HW 03 - Tune and evaluate models
This homework is due September 24 at 11:59pm ET.
Learning objectives
- Tune and evaluate machine learning models
- Implement methods for handling class imbalance
- Select and interpret appropriate performance metrics
Getting started
Go to the info4940-fa25 organization on GitHub. Click on the repo with the prefix hw-03. It contains the starter documents you need to complete the lab.
Clone the repo and start a new workspace in Positron. See the Homework 0 instructions for details on cloning a repo and starting a new R project.
General guidance
- Set your random seed to ensure reproducible results.
- Use caching to speed up the rendering process.
- Use parallel processing to speed up rendering time. Note that this works differently on different systems and operating systems, and it also makes it harder to debug code and track progress in model fitting. Use at your own discretion.

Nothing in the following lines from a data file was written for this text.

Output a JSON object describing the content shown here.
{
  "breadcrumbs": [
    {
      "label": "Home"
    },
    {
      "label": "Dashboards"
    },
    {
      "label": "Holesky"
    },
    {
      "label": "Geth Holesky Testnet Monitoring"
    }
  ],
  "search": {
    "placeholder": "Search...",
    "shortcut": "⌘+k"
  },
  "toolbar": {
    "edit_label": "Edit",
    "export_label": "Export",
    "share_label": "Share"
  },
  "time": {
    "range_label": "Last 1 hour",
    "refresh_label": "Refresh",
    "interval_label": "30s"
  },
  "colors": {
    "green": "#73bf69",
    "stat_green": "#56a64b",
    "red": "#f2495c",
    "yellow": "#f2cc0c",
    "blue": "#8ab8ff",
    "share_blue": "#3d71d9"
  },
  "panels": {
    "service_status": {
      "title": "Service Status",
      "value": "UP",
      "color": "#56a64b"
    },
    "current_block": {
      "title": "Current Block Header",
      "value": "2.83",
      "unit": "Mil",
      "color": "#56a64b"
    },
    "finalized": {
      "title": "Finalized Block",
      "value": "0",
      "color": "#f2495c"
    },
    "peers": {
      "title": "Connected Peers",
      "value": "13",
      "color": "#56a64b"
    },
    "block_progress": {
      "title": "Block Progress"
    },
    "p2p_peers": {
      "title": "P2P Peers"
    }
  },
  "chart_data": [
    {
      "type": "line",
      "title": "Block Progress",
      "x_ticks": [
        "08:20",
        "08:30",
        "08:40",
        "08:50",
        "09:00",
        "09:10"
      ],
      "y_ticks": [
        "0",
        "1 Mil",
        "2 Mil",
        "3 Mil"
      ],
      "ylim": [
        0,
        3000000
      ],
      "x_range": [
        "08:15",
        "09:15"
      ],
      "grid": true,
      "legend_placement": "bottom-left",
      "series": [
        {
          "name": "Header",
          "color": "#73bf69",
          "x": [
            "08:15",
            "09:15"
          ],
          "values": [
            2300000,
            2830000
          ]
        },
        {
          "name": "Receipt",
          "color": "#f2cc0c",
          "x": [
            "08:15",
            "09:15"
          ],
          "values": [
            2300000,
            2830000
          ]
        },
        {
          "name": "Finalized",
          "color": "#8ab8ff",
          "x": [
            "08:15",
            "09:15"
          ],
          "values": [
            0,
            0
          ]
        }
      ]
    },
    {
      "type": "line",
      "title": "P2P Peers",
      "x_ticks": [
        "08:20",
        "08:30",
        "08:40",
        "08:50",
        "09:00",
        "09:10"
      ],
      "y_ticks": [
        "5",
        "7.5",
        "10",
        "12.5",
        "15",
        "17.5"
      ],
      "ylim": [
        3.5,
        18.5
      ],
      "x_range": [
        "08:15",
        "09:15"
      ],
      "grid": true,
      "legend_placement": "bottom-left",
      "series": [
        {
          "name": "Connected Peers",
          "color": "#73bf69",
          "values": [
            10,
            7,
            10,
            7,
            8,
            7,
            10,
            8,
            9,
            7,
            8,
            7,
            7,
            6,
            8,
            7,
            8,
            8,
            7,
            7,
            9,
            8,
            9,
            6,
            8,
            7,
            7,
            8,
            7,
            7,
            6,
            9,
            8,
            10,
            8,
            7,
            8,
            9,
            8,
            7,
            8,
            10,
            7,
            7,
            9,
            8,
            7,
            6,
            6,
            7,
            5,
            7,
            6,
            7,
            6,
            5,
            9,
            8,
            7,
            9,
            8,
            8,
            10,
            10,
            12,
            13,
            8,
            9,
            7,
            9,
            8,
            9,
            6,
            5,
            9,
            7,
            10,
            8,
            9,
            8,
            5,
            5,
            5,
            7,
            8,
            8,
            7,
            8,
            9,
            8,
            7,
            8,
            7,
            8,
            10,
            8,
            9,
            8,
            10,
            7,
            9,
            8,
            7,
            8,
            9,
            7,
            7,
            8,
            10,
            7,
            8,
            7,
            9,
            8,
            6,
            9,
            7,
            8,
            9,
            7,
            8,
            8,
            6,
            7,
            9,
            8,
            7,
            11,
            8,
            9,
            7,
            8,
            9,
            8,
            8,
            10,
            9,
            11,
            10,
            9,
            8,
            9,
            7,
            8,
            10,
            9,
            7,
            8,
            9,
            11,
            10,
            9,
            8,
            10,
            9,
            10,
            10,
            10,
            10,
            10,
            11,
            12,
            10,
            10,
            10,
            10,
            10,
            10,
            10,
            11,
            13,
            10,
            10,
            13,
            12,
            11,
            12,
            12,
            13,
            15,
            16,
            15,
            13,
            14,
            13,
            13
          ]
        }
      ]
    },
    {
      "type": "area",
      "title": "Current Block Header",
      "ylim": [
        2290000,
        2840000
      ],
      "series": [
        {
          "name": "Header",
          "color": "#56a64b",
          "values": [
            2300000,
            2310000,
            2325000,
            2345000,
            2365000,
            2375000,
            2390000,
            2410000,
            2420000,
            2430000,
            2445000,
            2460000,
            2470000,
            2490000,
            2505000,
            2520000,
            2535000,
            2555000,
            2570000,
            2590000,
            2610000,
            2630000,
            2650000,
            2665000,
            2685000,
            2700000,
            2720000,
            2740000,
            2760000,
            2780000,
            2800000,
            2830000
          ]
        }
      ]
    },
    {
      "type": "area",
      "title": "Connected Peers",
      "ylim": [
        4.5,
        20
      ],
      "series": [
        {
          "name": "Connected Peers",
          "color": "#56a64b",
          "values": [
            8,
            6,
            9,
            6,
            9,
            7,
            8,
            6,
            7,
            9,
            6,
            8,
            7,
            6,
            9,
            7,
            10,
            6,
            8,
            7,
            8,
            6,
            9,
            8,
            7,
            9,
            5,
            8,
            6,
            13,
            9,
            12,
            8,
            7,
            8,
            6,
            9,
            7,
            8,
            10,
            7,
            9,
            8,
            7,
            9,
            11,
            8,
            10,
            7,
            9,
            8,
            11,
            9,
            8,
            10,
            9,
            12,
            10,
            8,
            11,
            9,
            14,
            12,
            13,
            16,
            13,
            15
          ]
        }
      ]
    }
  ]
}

Remember that continuing to develop a sound workflow for reproducible data analysis is important as you complete this homework and other assignments in this course. There will be periodic reminders in this assignment to remind you to render, commit, and push your changes to GitHub. You should have at least 3 commits with meaningful commit messages by the end of the assignment.
Make sure to
- Update author name on your document.
- Label all code chunks informatively and concisely.
- Follow consistent code style guidelines.
- Make at least 3 commits.
- Resize figures where needed, avoid tiny or huge plots.
- Turn in an organized, well formatted document.
Attitudes towards marijuana legalization
The General Social Survey is a biannual survey of the American public.
Over the past 35 years, American attitudes towards marijuana have softened extensively. In the early 2010s, the number of Americans who believed marijuana should be legal began to outnumber those who thought it should not be legal.
data/gss.feather
contains a selection of variables from the 2022 and 2024 GSS.1 The outcome of interest grass
is a variable coded as either "should be legal"
(respondent believes marijuana should be legal) or "should not be legal"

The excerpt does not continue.